Thursday, May 5, 2011

Gramsci and the Copy Machine (or how I learned to use my college degree)

It's true: I may never really use my undergraduate education. Well, at least not in the traditional sense. I didn't learn business skills (though, rumor has it, neither do the students at Haas), I didn't learn how to farm, or to litigate, or program, or whatever it is people in our service economy should know how to do nowadays. My thesis on the political underpinnings of the agricultural production of Mexico sits gathering dust on my shelf while I try to run a school-based non-profit on the virtues of sweat and enthusiasm alone (the food policy think tanks weren't hiring). I may never be asked to recall the name of Gramsci's seminal work or define his concept of the intellectual. Yet in a way, these ideas still linger, even today as I shoved our copy machine back across the room at the office.

When I first moved in to my office, I had grand plans: not just for program development, but for record-keeping and even the office layout. In the mornings, before my part-time coworker got in, I moved the furniture about, making the place my own. It was ridiculous to have the copier all the way across the room, I thought, when I can make a study corner there near that built-in table. A recent college grad, I was ambitious, with a burning desire to do things right, and do them right now. Of course, in order to move the copier, new furniture was needed, which we scavenged from the sidewalk and my coworker's apartment. The awkward setup filled up with paper, and the other tables would overflow with printed material whenever we would need to assemble large packets of paperwork. Meanwhile, my study corner was used only sometimes, the books it housed were out of the way and underutilized.

Now, the end of the year, I once again had a bug to reorganize. I used some left-over grant money to get closet organizers for our art supplies, and once again started in on redoing the office layout. This time I asked my coworker what she thought of the new copier location (now perched precariously on top of the extra computer desk), and we hemmed and hawed over the perfect location. A few days later everything was arranged, and I noticed with a sigh of resignation that the copier was once again back in its original location, the shelves across the room restored to theirs. It would give us more room to make copies and lay out our supplies, and with the bookshelf back towards the center of the room kids could more easily find what they needed. "Makes sense," said my friend, who used to work there. "That's why we had everything there in the first place." Of course, this renewed setup came with modifications: the power cord to the copier no longer stretched across the doorway, and the stack of literature was switched with textbooks on shelves, with everything positioned to ease access and make them child-friendly.

The placement of a copier is a trivial thing to worry about.
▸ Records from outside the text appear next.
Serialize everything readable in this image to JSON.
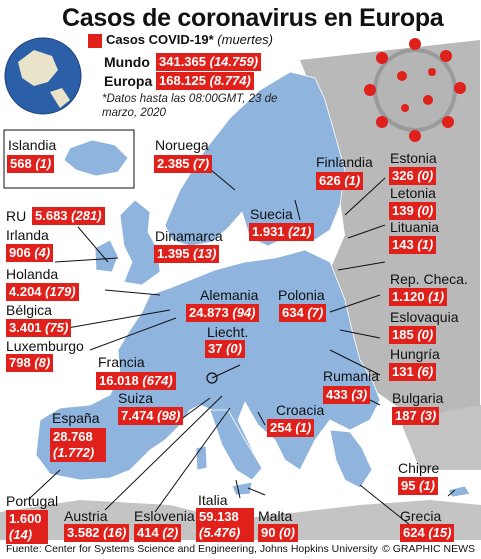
{
  "title": "Casos de coronavirus en Europa",
  "legend": {
    "label": "Casos COVID-19*",
    "sublabel": "(muertes)",
    "color": "#e0201b"
  },
  "world": [
    {
      "name": "Mundo",
      "cases": "341.365",
      "deaths": "(14.759)"
    },
    {
      "name": "Europa",
      "cases": "168.125",
      "deaths": "(8.774)"
    }
  ],
  "note": "*Datos hasta las 08:00GMT, 23 de marzo, 2020",
  "countries": [
    {
      "key": "islandia",
      "name": "Islandia",
      "cases": "568",
      "deaths": "(1)"
    },
    {
      "key": "noruega",
      "name": "Noruega",
      "cases": "2.385",
      "deaths": "(7)"
    },
    {
      "key": "finlandia",
      "name": "Finlandia",
      "cases": "626",
      "deaths": "(1)"
    },
    {
      "key": "estonia",
      "name": "Estonia",
      "cases": "326",
      "deaths": "(0)"
    },
    {
      "key": "letonia",
      "name": "Letonia",
      "cases": "139",
      "deaths": "(0)"
    },
    {
      "key": "lituania",
      "name": "Lituania",
      "cases": "143",
      "deaths": "(1)"
    },
    {
      "key": "ru",
      "name": "RU",
      "cases": "5.683",
      "deaths": "(281)"
    },
    {
      "key": "irlanda",
      "name": "Irlanda",
      "cases": "906",
      "deaths": "(4)"
    },
    {
      "key": "dinamarca",
      "name": "Dinamarca",
      "cases": "1.395",
      "deaths": "(13)"
    },
    {
      "key": "suecia",
      "name": "Suecia",
      "cases": "1.931",
      "deaths": "(21)"
    },
    {
      "key": "holanda",
      "name": "Holanda",
      "cases": "4.204",
      "deaths": "(179)"
    },
    {
      "key": "belgica",
      "name": "Bélgica",
      "cases": "3.401",
      "deaths": "(75)"
    },
    {
      "key": "luxemburgo",
      "name": "Luxemburgo",
      "cases": "798",
      "deaths": "(8)"
    },
    {
      "key": "alemania",
      "name": "Alemania",
      "cases": "24.873",
      "deaths": "(94)"
    },
    {
      "key": "polonia",
      "name": "Polonia",
      "cases": "634",
      "deaths": "(7)"
    },
    {
      "key": "repcheca",
      "name": "Rep. Checa.",
      "cases": "1.120",
      "deaths": "(1)"
    },
    {
      "key": "eslovaquia",
      "name": "Eslovaquia",
      "cases": "185",
      "deaths": "(0)"
    },
    {
      "key": "hungria",
      "name": "Hungría",
      "cases": "131",
      "deaths": "(6)"
    },
    {
      "key": "liecht",
      "name": "Liecht.",
      "cases": "37",
      "deaths": "(0)"
    },
    {
      "key": "francia",
      "name": "Francia",
      "cases": "16.018",
      "deaths": "(674)"
    },
    {
      "key": "suiza",
      "name": "Suiza",
      "cases": "7.474",
      "deaths": "(98)"
    },
    {
      "key": "rumania",
      "name": "Rumania",
      "cases": "433",
      "deaths": "(3)"
    },
    {
      "key": "croacia",
      "name": "Croacia",
      "cases": "254",
      "deaths": "(1)"
    },
    {
      "key": "bulgaria",
      "name": "Bulgaria",
      "cases": "187",
      "deaths": "(3)"
    },
    {
      "key": "espana",
      "name": "España",
      "cases": "28.768",
      "deaths": "(1.772)"
    },
    {
      "key": "chipre",
      "name": "Chipre",
      "cases": "95",
      "deaths": "(1)"
    },
    {
      "key": "portugal",
      "name": "Portugal",
      "cases": "1.600",
      "deaths": "(14)"
    },
    {
      "key": "austria",
      "name": "Austria",
      "cases": "3.582",
      "deaths": "(16)"
    },
    {
      "key": "eslovenia",
      "name": "Eslovenia",
      "cases": "414",
      "deaths": "(2)"
    },
    {
      "key": "italia",
      "name": "Italia",
      "cases": "59.138",
      "deaths": "(5.476)"
    },
    {
      "key": "malta",
      "name": "Malta",
      "cases": "90",
      "deaths": "(0)"
    },
    {
      "key": "grecia",
      "name": "Grecia",
      "cases": "624",
      "deaths": "(15)"
    }
  ],
  "source": "Fuente: Center for Systems Science and Engineering, Johns Hopkins University",
  "credit": "© GRAPHIC NEWS",
  "colors": {
    "land": "#8fb4de",
    "other_land": "#b9b9b9",
    "sea": "#ffffff",
    "accent": "#e0201b"
  }
}
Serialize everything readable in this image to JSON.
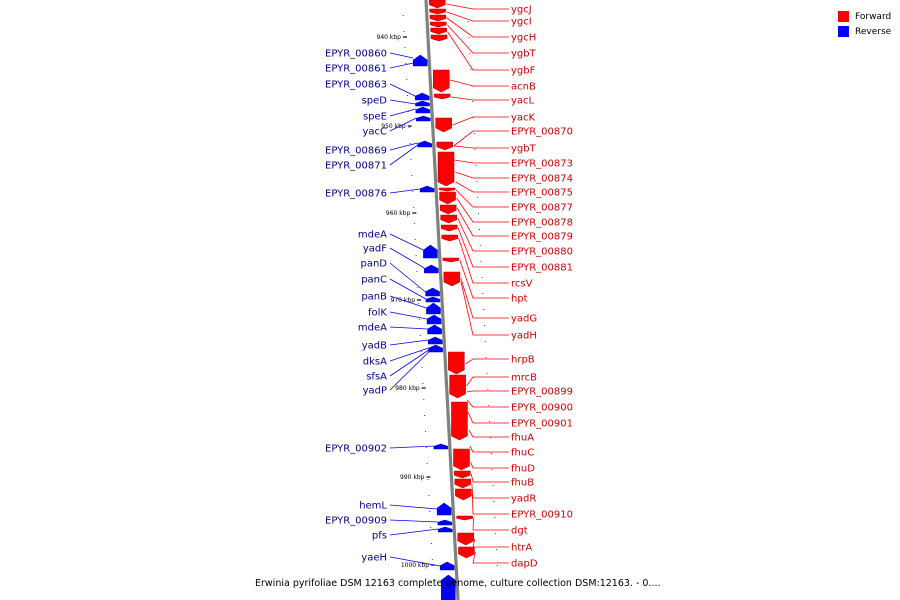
{
  "legend": [
    {
      "label": "Forward",
      "color": "#ff0000"
    },
    {
      "label": "Reverse",
      "color": "#0000ff"
    }
  ],
  "caption": "Erwinia pyrifoliae DSM 12163 complete genome, culture collection DSM:12163. - 0....",
  "colors": {
    "forward": "#ff0000",
    "reverse": "#0000ff",
    "forward_label": "#cc0000",
    "reverse_label": "#00008b",
    "axis": "#808080"
  },
  "ticks": [
    "940 kbp",
    "950 kbp",
    "960 kbp",
    "970 kbp",
    "980 kbp",
    "990 kbp",
    "1000 kbp"
  ],
  "forward_genes": [
    "ygcJ",
    "ygcI",
    "ygcH",
    "ygbT",
    "ygbF",
    "acnB",
    "yacL",
    "yacK",
    "EPYR_00870",
    "ygbT",
    "EPYR_00873",
    "EPYR_00874",
    "EPYR_00875",
    "EPYR_00877",
    "EPYR_00878",
    "EPYR_00879",
    "EPYR_00880",
    "EPYR_00881",
    "rcsV",
    "hpt",
    "yadG",
    "yadH",
    "hrpB",
    "mrcB",
    "EPYR_00899",
    "EPYR_00900",
    "EPYR_00901",
    "fhuA",
    "fhuC",
    "fhuD",
    "fhuB",
    "yadR",
    "EPYR_00910",
    "dgt",
    "htrA",
    "dapD"
  ],
  "reverse_genes": [
    "EPYR_00860",
    "EPYR_00861",
    "EPYR_00863",
    "speD",
    "speE",
    "yacC",
    "EPYR_00869",
    "EPYR_00871",
    "EPYR_00876",
    "mdeA",
    "yadF",
    "panD",
    "panC",
    "panB",
    "folK",
    "mdeA",
    "yadB",
    "dksA",
    "sfsA",
    "yadP",
    "EPYR_00902",
    "hemL",
    "EPYR_00909",
    "pfs",
    "yaeH"
  ]
}
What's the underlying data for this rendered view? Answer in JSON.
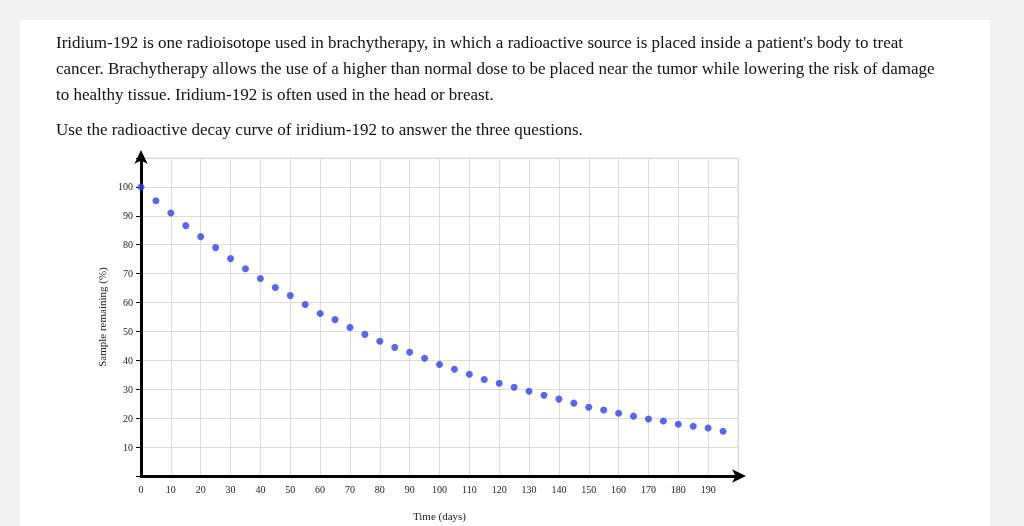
{
  "chart_data": {
    "type": "scatter",
    "title": "Iridium-192 is one radioisotope used in brachytherapy, in which a radioactive source is placed inside a patient's body to treat cancer. Brachytherapy allows the use of a higher than normal dose to be placed near the tumor while lowering the risk of damage to healthy tissue. Iridium-192 is often used in the head or breast.",
    "subtitle": "Use the radioactive decay curve of iridium-192 to answer the three questions.",
    "xlabel": "Time (days)",
    "ylabel": "Sample remaining (%)",
    "x": [
      0,
      5,
      10,
      15,
      20,
      25,
      30,
      35,
      40,
      45,
      50,
      55,
      60,
      65,
      70,
      75,
      80,
      85,
      90,
      95,
      100,
      105,
      110,
      115,
      120,
      125,
      130,
      135,
      140,
      145,
      150,
      155,
      160,
      165,
      170,
      175,
      180,
      185,
      190,
      195
    ],
    "series": [
      {
        "color": "#2f3ff5",
        "values": [
          100,
          95.2,
          91.0,
          86.6,
          82.8,
          79.0,
          75.2,
          71.7,
          68.3,
          65.2,
          62.4,
          59.3,
          56.2,
          54.1,
          51.4,
          49.0,
          46.6,
          44.5,
          42.8,
          40.7,
          38.6,
          36.9,
          35.2,
          33.4,
          32.1,
          30.7,
          29.3,
          27.9,
          26.6,
          25.2,
          23.8,
          22.8,
          21.7,
          20.7,
          19.7,
          19.0,
          17.9,
          17.2,
          16.6,
          15.5
        ]
      }
    ],
    "xlim": [
      0,
      200
    ],
    "ylim": [
      0,
      110
    ],
    "xticks": [
      0,
      10,
      20,
      30,
      40,
      50,
      60,
      70,
      80,
      90,
      100,
      110,
      120,
      130,
      140,
      150,
      160,
      170,
      180,
      190,
      {
        "value": 200,
        "label": null
      }
    ],
    "yticks": [
      {
        "value": 0,
        "label": null
      },
      10,
      20,
      30,
      40,
      50,
      60,
      70,
      80,
      90,
      100,
      {
        "value": 110,
        "label": null
      }
    ],
    "grid": true,
    "marker": "circle"
  }
}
If anything, however, it serves to think about how we are in the world and, most especially, how my work in a non-profit can build upon the resources there or fight against them. It is easy to come in to a space, a school, a community, and tell people what you think is best. But it is a whole different thing to involve yourself wholly, to watch, to listen, sometimes for years, and to then act with people to make changes and help achieve what is needed. My ideas can be grand, but if they don't work for the students I am trying to serve then they don't really serve them at all. Decision makers, wrote Gramsci, must engage with everyday understandings, from pop culture to, in my case, study habits. While there are many possibilities for change out there, they are contained within the local and historical conditions in which they are located. This includes the environments in which my kids grew up in, the relationships they've had, and their way of interacting with the world. As a program coordinator, and as a mentor, I can't go in expecting to change things. I have to really pay attention to how things work and how we can build upon them to improve.

In this way, college taught me to be a a critical thinker. I mean this not just in the same trivial sense that college teaches you how to bullshit on assignments or spellcheck for grammar. An undergraduate education in development studies taught me to think about how I am in the world, and what impact (for better or worse) my actions can have on the developing world around us.